Очень скоро фарфор стал символом успеха, власти и хорошего вкуса. Им торговали ювелиры; они же изготавливали для него усыпанные самоцветами подставки из золота и серебра. Фарфор сделался непременным украшением всякого приличного дворца и господского дома. Спрос на драгоценный товар неуклонно рос, а следом росли и цены. На закупку фарфора тратились состояния, семьи разорялись, огромные суммы уплывали на Восток, обескровливая Европу. Мало-помалу честолюбивые правители сообразили, что если отыщут способ выпускать собственный фарфор, денежные потоки, которые уходят в Китай, потекут в их сундуки, обеспечат им власть и могущество. И началась охота…

Изучались образцы глин, тщательно анализировались рассказы и домыслы путешественников о том, как делают фарфор в Китае. Для прозрачности в массу добавляли толченое стекло, для белизны — песок, кости, раковины и даже тальк. Опробовались сотни рецептов глазури. И все тщетно — пока в 1708 году заключенный в мрачное узилище незадачливый молодой алхимик, самоуверенно считавший, что сумеет превратить свинец в золото, не открыл формулу фарфора. Так возникла первая в Европе Мейсенская фарфоровая мануфактура.

Словно в волшебной сказке, производство фарфора появилось благодаря исконной вере в магический способ получать золото. И в то же время, по иронии судьбы, это был технологический прорыв, знаменовавший крупный успех аналитической химии и давший начало одному из первых промышленных предприятий Европы. Впоследствии даже китайцы признали победу Мейсена и стали копировать его образцы. Мейсенский фарфор и по сей день славится на весь мир.
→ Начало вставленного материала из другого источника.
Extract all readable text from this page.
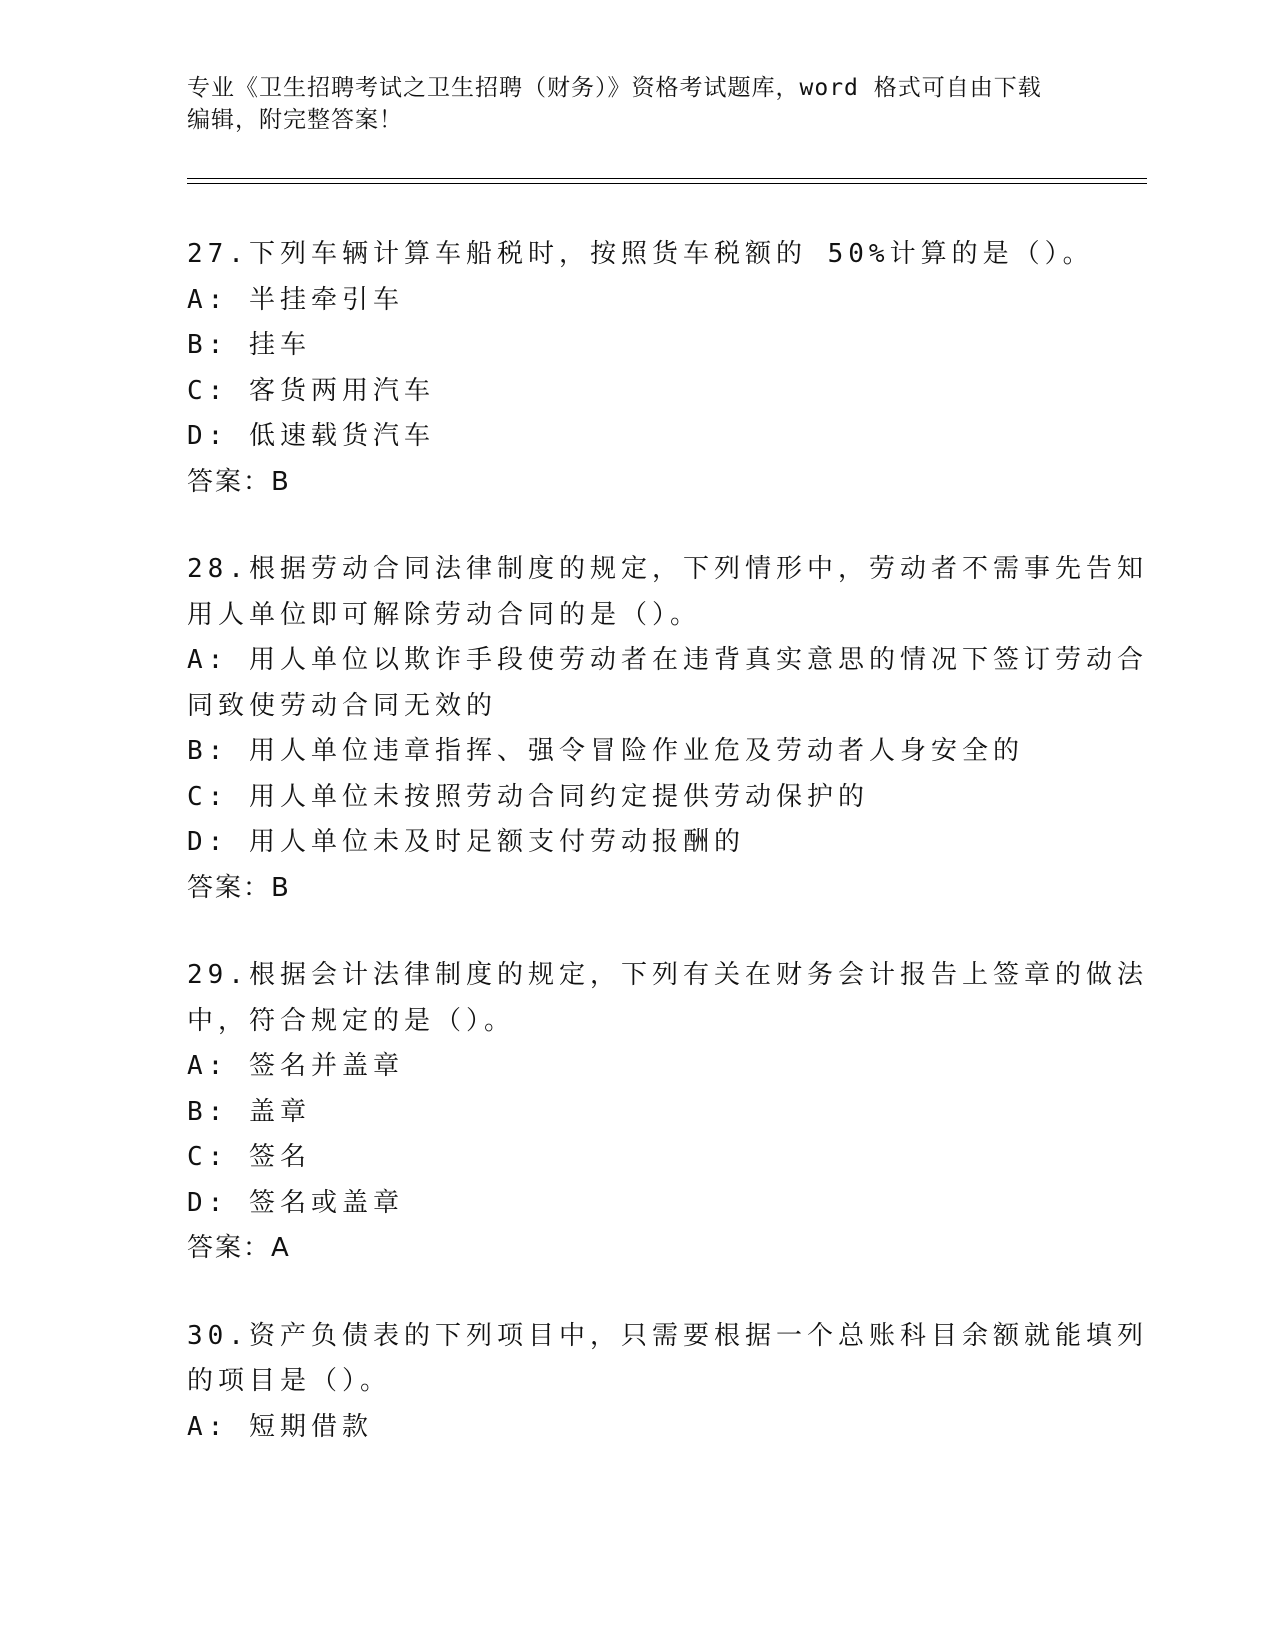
专业《卫生招聘考试之卫生招聘（财务）》资格考试题库，word 格式可自由下载

编辑，附完整答案！

27.下列车辆计算车船税时，按照货车税额的 50%计算的是（）。

A: 半挂牵引车

B: 挂车

C: 客货两用汽车

D: 低速载货汽车

答案：B

28.根据劳动合同法律制度的规定，下列情形中，劳动者不需事先告知

用人单位即可解除劳动合同的是（）。

A: 用人单位以欺诈手段使劳动者在违背真实意思的情况下签订劳动合

同致使劳动合同无效的

B: 用人单位违章指挥、强令冒险作业危及劳动者人身安全的

C: 用人单位未按照劳动合同约定提供劳动保护的

D: 用人单位未及时足额支付劳动报酬的

答案：B

29.根据会计法律制度的规定，下列有关在财务会计报告上签章的做法

中，符合规定的是（）。

A: 签名并盖章

B: 盖章

C: 签名

D: 签名或盖章

答案：A

30.资产负债表的下列项目中，只需要根据一个总账科目余额就能填列

的项目是（）。

A: 短期借款
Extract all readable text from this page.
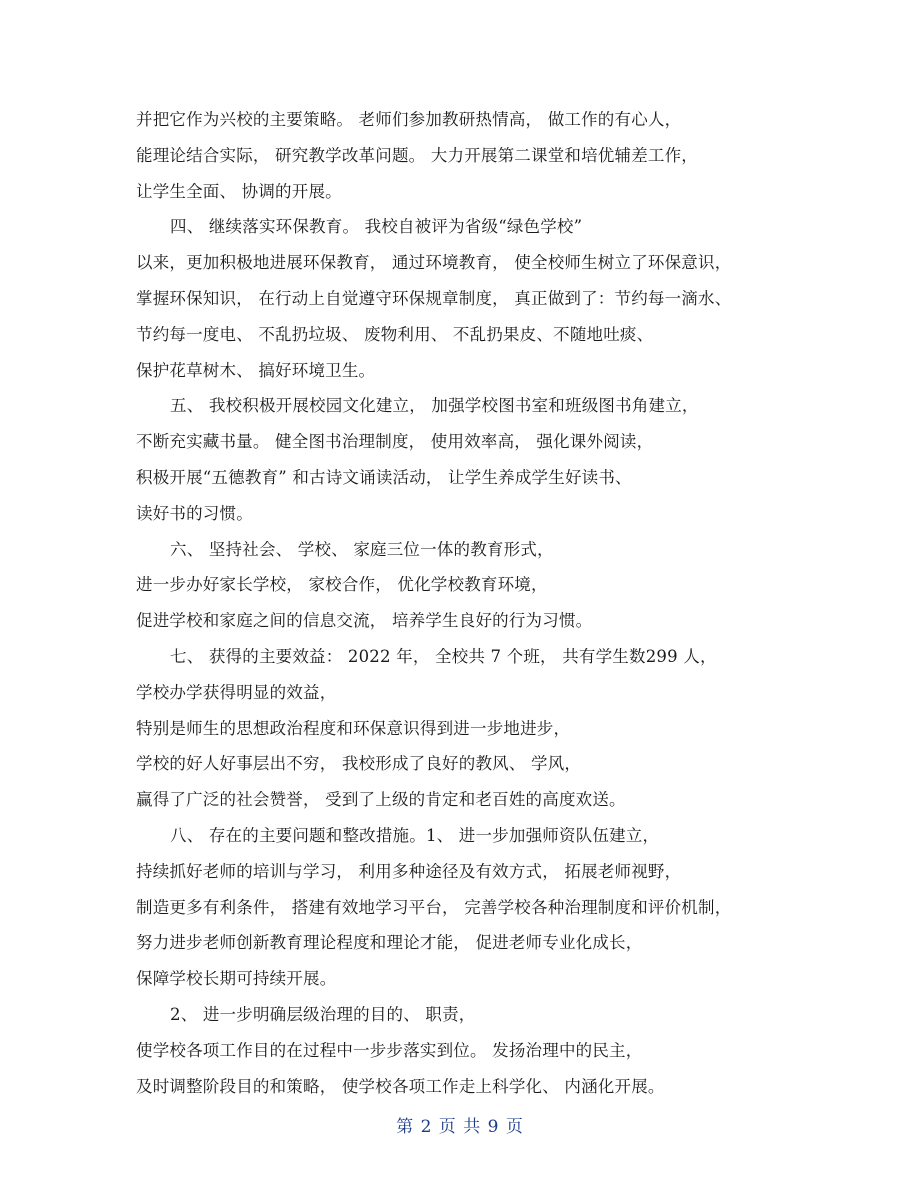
并把它作为兴校的主要策略。 老师们参加教研热情高， 做工作的有心人，
能理论结合实际， 研究教学改革问题。 大力开展第二课堂和培优辅差工作，
让学生全面、 协调的开展。
四、 继续落实环保教育。 我校自被评为省级“绿色学校”
以来，更加积极地进展环保教育， 通过环境教育， 使全校师生树立了环保意识，
掌握环保知识， 在行动上自觉遵守环保规章制度， 真正做到了：节约每一滴水、
节约每一度电、 不乱扔垃圾、 废物利用、 不乱扔果皮、不随地吐痰、
保护花草树木、 搞好环境卫生。
五、 我校积极开展校园文化建立， 加强学校图书室和班级图书角建立，
不断充实藏书量。 健全图书治理制度， 使用效率高， 强化课外阅读，
积极开展“五德教育” 和古诗文诵读活动， 让学生养成学生好读书、
读好书的习惯。
六、 坚持社会、 学校、 家庭三位一体的教育形式，
进一步办好家长学校， 家校合作， 优化学校教育环境，
促进学校和家庭之间的信息交流， 培养学生良好的行为习惯。
七、 获得的主要效益： 2022 年， 全校共 7 个班， 共有学生数299 人，
学校办学获得明显的效益，
特别是师生的思想政治程度和环保意识得到进一步地进步，
学校的好人好事层出不穷， 我校形成了良好的教风、 学风，
赢得了广泛的社会赞誉， 受到了上级的肯定和老百姓的高度欢送。
八、 存在的主要问题和整改措施。1、 进一步加强师资队伍建立，
持续抓好老师的培训与学习， 利用多种途径及有效方式， 拓展老师视野，
制造更多有利条件， 搭建有效地学习平台， 完善学校各种治理制度和评价机制，
努力进步老师创新教育理论程度和理论才能， 促进老师专业化成长，
保障学校长期可持续开展。
2、 进一步明确层级治理的目的、 职责，
使学校各项工作目的在过程中一步步落实到位。 发扬治理中的民主，
及时调整阶段目的和策略， 使学校各项工作走上科学化、 内涵化开展。
第 2 页 共 9 页
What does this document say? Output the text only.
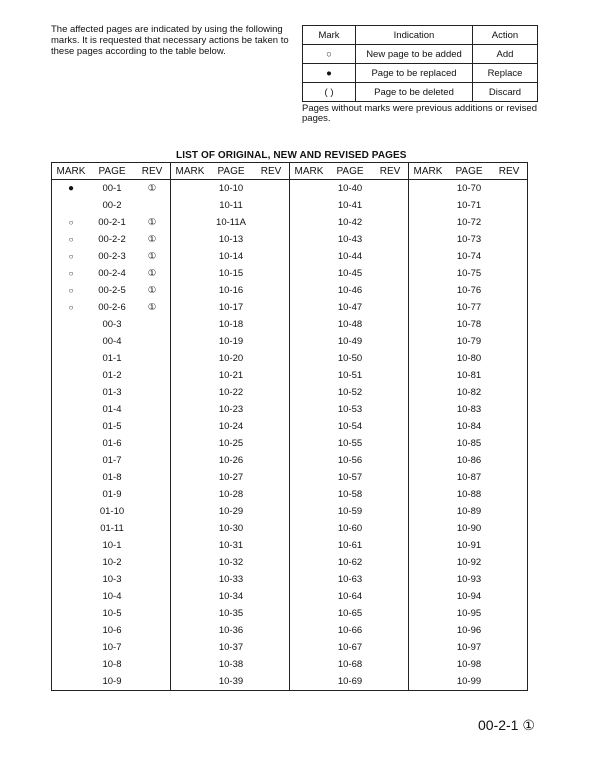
The affected pages are indicated by using the following marks. It is requested that necessary actions be taken to these pages according to the table below.
Mark	Indication	Action
○	New page to be added	Add
●	Page to be replaced	Replace
( )	Page to be deleted	Discard
Pages without marks were previous additions or revised pages.
LIST OF ORIGINAL, NEW AND REVISED PAGES
MARK	PAGE	REV	MARK	PAGE	REV	MARK	PAGE	REV	MARK	PAGE	REV
●	00-1	①		10-10			10-40			10-70	
	00-2			10-11			10-41			10-71	
○	00-2-1	①		10-11A			10-42			10-72	
○	00-2-2	①		10-13			10-43			10-73	
○	00-2-3	①		10-14			10-44			10-74	
○	00-2-4	①		10-15			10-45			10-75	
○	00-2-5	①		10-16			10-46			10-76	
○	00-2-6	①		10-17			10-47			10-77	
	00-3			10-18			10-48			10-78	
	00-4			10-19			10-49			10-79	
	01-1			10-20			10-50			10-80	
	01-2			10-21			10-51			10-81	
	01-3			10-22			10-52			10-82	
	01-4			10-23			10-53			10-83	
	01-5			10-24			10-54			10-84	
	01-6			10-25			10-55			10-85	
	01-7			10-26			10-56			10-86	
	01-8			10-27			10-57			10-87	
	01-9			10-28			10-58			10-88	
	01-10			10-29			10-59			10-89	
	01-11			10-30			10-60			10-90	
	10-1			10-31			10-61			10-91	
	10-2			10-32			10-62			10-92	
	10-3			10-33			10-63			10-93	
	10-4			10-34			10-64			10-94	
	10-5			10-35			10-65			10-95	
	10-6			10-36			10-66			10-96	
	10-7			10-37			10-67			10-97	
	10-8			10-38			10-68			10-98	
	10-9			10-39			10-69			10-99	
00-2-1 ①
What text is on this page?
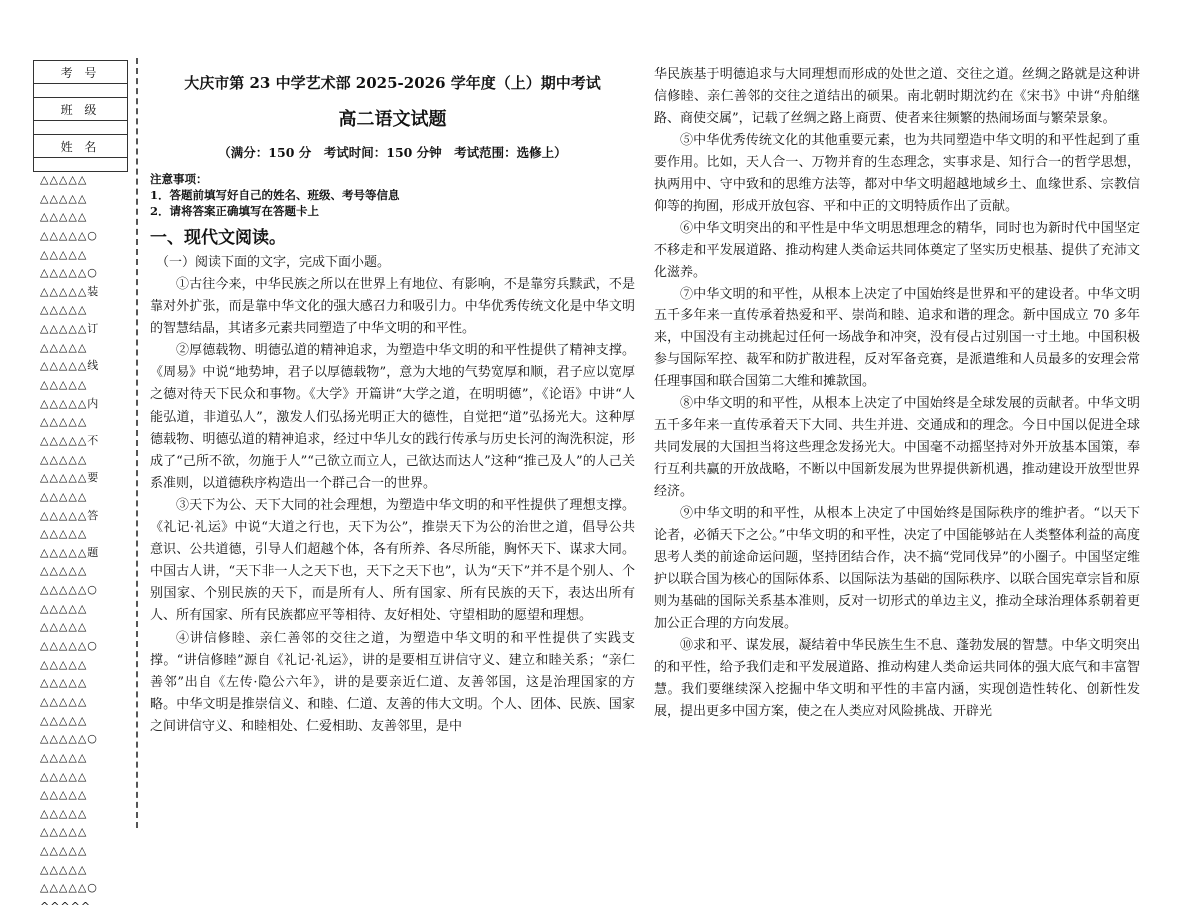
考 号
班 级
姓 名
△△△△△
△△△△△
△△△△△
△△△△△○
△△△△△
△△△△△○
△△△△△装
△△△△△
△△△△△订
△△△△△
△△△△△线
△△△△△
△△△△△内
△△△△△
△△△△△不
△△△△△
△△△△△要
△△△△△
△△△△△答
△△△△△
△△△△△题
△△△△△
△△△△△○
△△△△△
△△△△△
△△△△△○
△△△△△
△△△△△
△△△△△
△△△△△
△△△△△○
△△△△△
△△△△△
△△△△△
△△△△△
△△△△△
△△△△△
△△△△△
△△△△△○
^^^^^
大庆市第 23 中学艺术部 2025-2026 学年度（上）期中考试
高二语文试题
（满分：150 分　考试时间：150 分钟　考试范围：选修上）
注意事项：
1．答题前填写好自己的姓名、班级、考号等信息
2．请将答案正确填写在答题卡上
一、现代文阅读。
（一）阅读下面的文字，完成下面小题。

①古往今来，中华民族之所以在世界上有地位、有影响，不是靠穷兵黩武，不是靠对外扩张，而是靠中华文化的强大感召力和吸引力。中华优秀传统文化是中华文明的智慧结晶，其诸多元素共同塑造了中华文明的和平性。

②厚德载物、明德弘道的精神追求，为塑造中华文明的和平性提供了精神支撑。《周易》中说“地势坤，君子以厚德载物”，意为大地的气势宽厚和顺，君子应以宽厚之德对待天下民众和事物。《大学》开篇讲“大学之道，在明明德”，《论语》中讲“人能弘道，非道弘人”，激发人们弘扬光明正大的德性，自觉把“道”弘扬光大。这种厚德载物、明德弘道的精神追求，经过中华儿女的践行传承与历史长河的淘洗积淀，形成了“己所不欲，勿施于人”“己欲立而立人，己欲达而达人”这种“推己及人”的人己关系准则，以道德秩序构造出一个群己合一的世界。

③天下为公、天下大同的社会理想，为塑造中华文明的和平性提供了理想支撑。《礼记·礼运》中说“大道之行也，天下为公”，推崇天下为公的治世之道，倡导公共意识、公共道德，引导人们超越个体，各有所养、各尽所能，胸怀天下、谋求大同。中国古人讲，“天下非一人之天下也，天下之天下也”，认为“天下”并不是个别人、个别国家、个别民族的天下，而是所有人、所有国家、所有民族的天下，表达出所有人、所有国家、所有民族都应平等相待、友好相处、守望相助的愿望和理想。

④讲信修睦、亲仁善邻的交往之道，为塑造中华文明的和平性提供了实践支撑。“讲信修睦”源自《礼记·礼运》，讲的是要相互讲信守义、建立和睦关系；“亲仁善邻”出自《左传·隐公六年》，讲的是要亲近仁道、友善邻国，这是治理国家的方略。中华文明是推崇信义、和睦、仁道、友善的伟大文明。个人、团体、民族、国家之间讲信守义、和睦相处、仁爱相助、友善邻里，是中

华民族基于明德追求与大同理想而形成的处世之道、交往之道。丝绸之路就是这种讲信修睦、亲仁善邻的交往之道结出的硕果。南北朝时期沈约在《宋书》中讲“舟舶继路、商使交属”，记载了丝绸之路上商贾、使者来往频繁的热闹场面与繁荣景象。

⑤中华优秀传统文化的其他重要元素，也为共同塑造中华文明的和平性起到了重要作用。比如，天人合一、万物并育的生态理念，实事求是、知行合一的哲学思想，执两用中、守中致和的思维方法等，都对中华文明超越地域乡土、血缘世系、宗教信仰等的拘囿，形成开放包容、平和中正的文明特质作出了贡献。

⑥中华文明突出的和平性是中华文明思想理念的精华，同时也为新时代中国坚定不移走和平发展道路、推动构建人类命运共同体奠定了坚实历史根基、提供了充沛文化滋养。

⑦中华文明的和平性，从根本上决定了中国始终是世界和平的建设者。中华文明五千多年来一直传承着热爱和平、崇尚和睦、追求和谐的理念。新中国成立 70 多年来，中国没有主动挑起过任何一场战争和冲突，没有侵占过别国一寸土地。中国积极参与国际军控、裁军和防扩散进程，反对军备竞赛，是派遣维和人员最多的安理会常任理事国和联合国第二大维和摊款国。

⑧中华文明的和平性，从根本上决定了中国始终是全球发展的贡献者。中华文明五千多年来一直传承着天下大同、共生并进、交通成和的理念。今日中国以促进全球共同发展的大国担当将这些理念发扬光大。中国毫不动摇坚持对外开放基本国策，奉行互利共赢的开放战略，不断以中国新发展为世界提供新机遇，推动建设开放型世界经济。

⑨中华文明的和平性，从根本上决定了中国始终是国际秩序的维护者。“以天下论者，必循天下之公。”中华文明的和平性，决定了中国能够站在人类整体利益的高度思考人类的前途命运问题，坚持团结合作，决不搞“党同伐异”的小圈子。中国坚定维护以联合国为核心的国际体系、以国际法为基础的国际秩序、以联合国宪章宗旨和原则为基础的国际关系基本准则，反对一切形式的单边主义，推动全球治理体系朝着更加公正合理的方向发展。

⑩求和平、谋发展，凝结着中华民族生生不息、蓬勃发展的智慧。中华文明突出的和平性，给予我们走和平发展道路、推动构建人类命运共同体的强大底气和丰富智慧。我们要继续深入挖掘中华文明和平性的丰富内涵，实现创造性转化、创新性发展，提出更多中国方案，使之在人类应对风险挑战、开辟光
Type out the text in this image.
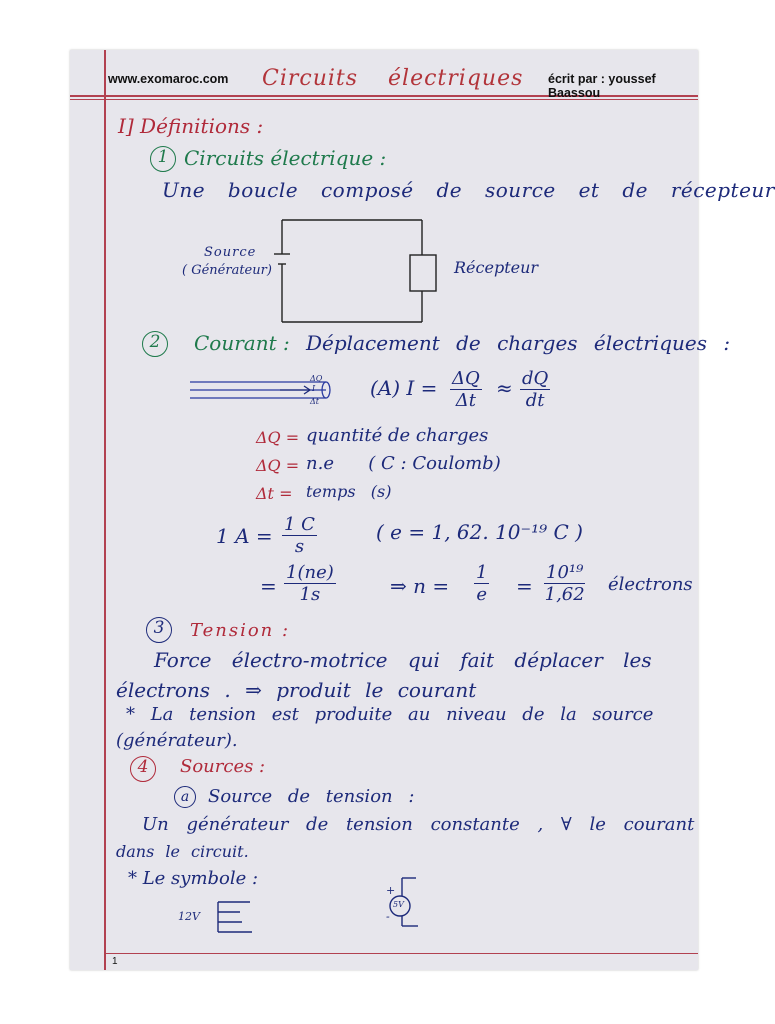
www.exomaroc.com Circuits électriques écrit par : youssef Baassou
I] Définitions :
1 Circuits électrique :
Une boucle composé de source et de récepteur
Source
( Générateur)	Récepteur
2	Courant : Déplacement de charges électriques :
ΔQ
I
Δt
(A) $I = \frac{\Delta Q}{\Delta t} \approx \frac{dQ}{dt}$
ΔQ = quantité de charges
ΔQ = n.e      ( C : Coulomb)
Δt = temps   (s)
1 $A = \frac{1 C}{s}$	( e = 1, 62. 10⁻¹⁹ C )
= $\frac{1(ne)}{1s}$	⇒ $n = \frac{1}{e} = \frac{\text{10¹⁹}}{1,62}$ électrons
3	Tension :
Force électro-motrice qui fait déplacer les
électrons . ⇒ produit le courant
* La tension est produite au niveau de la source
(générateur).
4	Sources :
a	Source de tension :
Un générateur de tension constante , ∀ le courant
dans le circuit.
* Le symbole :
12V
+
5V
-
1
Это невероятная, но подлинная история трех человек, решивших одну из величайших загадок своего времени. Они создали фарфор, затмивший другие известные образцы. Вот их имена: Иоганн Фридрих Бёттгер, алхимик, который поплатился за свое открытие жизнью; Иоганн Грегор Херольд, художник, неутомимо разрабатывавший дивной красоты рисунки и цветные эмали — сам и руками множества бесправных помощников; Иоганн Иоахим Кендлер, скульптор-виртуоз, на основе мейсенского фарфора создавший новый вид искусства. Это также история чудовищных предательств, сопутствовавших великому открытию, история безжалостного и расточительного монарха, любившего всё прекрасное, а особенно — фарфор, и разбойничьего промышленного шпионажа в духе эпохи зарождающегося предпринимательства.

Сегодня, почти три века спустя, фарфор уже не занимает ум и сердце величайших ученых, властителей и философов. Для большинства из нас это не бесценное сокровище, а привычный элемент повседневного антуража — милые вещицы, которые можно приобрести в магазине, подарить на свадьбу или просто на ходу увидеть в витрине. Сегодня, накрывая на стол, поднося к губам чашку кофе или переставляя статуэтки на полке, мы даже не вспоминаем, что каждое фарфоровое изделие обязано своим существованием трем неординарным героям этой книги — и что в прежние времена они ценились на вес золота.

Что может быть лучше божественного камня алхимиков? И все же те, кто тщится его получить, обычно рискуют и рассудком, и самой жизнью, а ежели они близки к цели, то могут почитать за великую удачу, коли их колбы не лопнут и не расплавятся, или злобные духи, как предупреждает Фламель, из ревности не ослепят им взор и не погубят всю работу.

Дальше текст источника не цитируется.